Whether or not the alleged July 2003 incident was an FMLA violation remains a genuine issue of material fact. Plaintiff submitted a medical statement fax to "Leave Control, Attn: Deborah Harris, F.M.L.A. Co-ordinator" on May 31, 2003. Plaintiff alleges that she requested and was denied FMLA leave in July 2003. Defendant denies that the record shows that the Plaintiff requested FMLA sick leave in July 2003. There remains a genuine issue of material fact as to whether Plaintiff properly filed a FMLA leave request, and whether there was violation of the FMLA by the Defendant. Thus, Defendant's motion for summary judgment as to the FMLA claim is denied.
C. Rehabilitation Act
Defendant moves for summary judgment on the grounds that Plaintiff is not "disabled" as required by the Rehabilitation Act. The Rehabilitation Act, 29 U.S.C. § 794, requires federal agencies, including the Postal Service, to reasonably accommodate an employee's disability. Section 505 of the Rehabilitation Act provides "a private right of action for federal employees alleging employment-related discrimination on the basis of a disability." Stein v. Ashcroft, 284 F.3d 721, 725 (7th Cir. 2002); Hamm v. Runyon, 51 F.3d 721 (7th Cir. 1995). Under the Rehabilitation Act, a person is "disabled" if he or she "has a physical or mental impairment which substantially limits one or more of such person's major life activities." Stein v. Ashcroft, 284 F.3d 721, 725 (7th Cir. 2002); Hamm v. Runyon, 51 F.3d 721 (7th Cir. 1995). Major life activities are defined as "functions, such as caring for oneself, performing manual tasks, walking, seeing, hearing, speaking, breathing, learning and working." Id.; Roth v. Lutheran Gen.
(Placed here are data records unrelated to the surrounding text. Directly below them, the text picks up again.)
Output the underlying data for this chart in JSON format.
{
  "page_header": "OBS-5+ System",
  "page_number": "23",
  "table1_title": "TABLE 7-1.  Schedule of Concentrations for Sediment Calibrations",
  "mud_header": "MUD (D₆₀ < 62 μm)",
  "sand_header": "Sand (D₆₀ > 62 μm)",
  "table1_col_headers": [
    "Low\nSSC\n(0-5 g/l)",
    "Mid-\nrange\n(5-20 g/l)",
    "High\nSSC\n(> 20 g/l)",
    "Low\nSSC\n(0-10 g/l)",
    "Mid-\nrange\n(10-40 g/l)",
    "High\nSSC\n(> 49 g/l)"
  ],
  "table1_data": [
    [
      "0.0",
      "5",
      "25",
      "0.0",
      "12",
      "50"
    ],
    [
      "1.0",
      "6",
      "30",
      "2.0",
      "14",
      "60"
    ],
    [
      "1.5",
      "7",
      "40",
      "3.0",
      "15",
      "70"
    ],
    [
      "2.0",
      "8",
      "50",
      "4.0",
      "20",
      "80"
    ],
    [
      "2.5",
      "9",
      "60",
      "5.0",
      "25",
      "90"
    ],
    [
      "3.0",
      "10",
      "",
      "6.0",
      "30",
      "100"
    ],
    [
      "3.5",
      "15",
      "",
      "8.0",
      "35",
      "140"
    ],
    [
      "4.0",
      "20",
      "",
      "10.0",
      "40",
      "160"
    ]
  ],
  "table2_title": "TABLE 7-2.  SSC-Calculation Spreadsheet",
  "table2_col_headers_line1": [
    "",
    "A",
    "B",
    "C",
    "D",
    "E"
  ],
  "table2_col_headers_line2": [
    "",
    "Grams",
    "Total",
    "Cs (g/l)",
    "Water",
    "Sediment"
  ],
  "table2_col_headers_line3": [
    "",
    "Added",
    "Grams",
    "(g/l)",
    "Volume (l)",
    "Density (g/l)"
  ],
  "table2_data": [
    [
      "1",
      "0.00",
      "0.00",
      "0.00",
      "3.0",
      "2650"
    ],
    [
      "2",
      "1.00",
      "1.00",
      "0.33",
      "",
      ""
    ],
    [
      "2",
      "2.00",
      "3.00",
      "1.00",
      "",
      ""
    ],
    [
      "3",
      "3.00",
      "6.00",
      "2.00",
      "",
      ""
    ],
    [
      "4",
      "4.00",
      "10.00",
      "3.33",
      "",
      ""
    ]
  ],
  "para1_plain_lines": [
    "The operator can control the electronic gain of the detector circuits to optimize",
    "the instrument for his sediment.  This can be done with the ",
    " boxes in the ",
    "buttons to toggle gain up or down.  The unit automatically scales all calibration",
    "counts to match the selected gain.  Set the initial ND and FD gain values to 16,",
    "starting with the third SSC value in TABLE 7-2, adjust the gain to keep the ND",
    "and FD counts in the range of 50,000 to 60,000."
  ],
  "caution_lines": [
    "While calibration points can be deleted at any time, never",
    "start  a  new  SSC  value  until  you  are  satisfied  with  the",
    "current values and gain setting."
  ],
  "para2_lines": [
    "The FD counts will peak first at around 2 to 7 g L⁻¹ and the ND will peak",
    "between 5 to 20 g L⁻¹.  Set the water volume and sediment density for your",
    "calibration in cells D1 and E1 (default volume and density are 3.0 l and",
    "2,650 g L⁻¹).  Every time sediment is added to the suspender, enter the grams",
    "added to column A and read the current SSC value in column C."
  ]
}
Hosp., 57 F.3d 1446, 1454 (7th Cir. 1995).
Plaintiff had uncontrolled hypertension, which reduced the clarity of her thinking and made her tired. Plaintiff's medical documentation from her doctor stated that Plaintiff may have needed to take time off work for approximately a year. Plaintiff has stated that since 2006 she no longer has problems with hypertension. The Rehabilitation Act requires federal employers to make reasonable accommodations for an employee's permanent disabilities, not temporary health problems. See Toyota Motor Mfg., Ky. v. Williams, 534 U.S. 184 (U.S. 2002) on the ADA. Further, Plaintiff has admitted that her medication was effective in controlling her hypertension, and that she no longer has hypertension.
For the foregoing reasons, no reasonable jury would find that Plaintiff's hypertension qualifies as a "disability" as defined under the Rehabilitation Act. Defendant's motion for summary judgment as to Plaintiff's Rehabilitation Act claim is granted.
IV. CONCLUSION
For the reasons stated above, Defendant's motion for summary judgment is GRANTED in part and DENIED in part.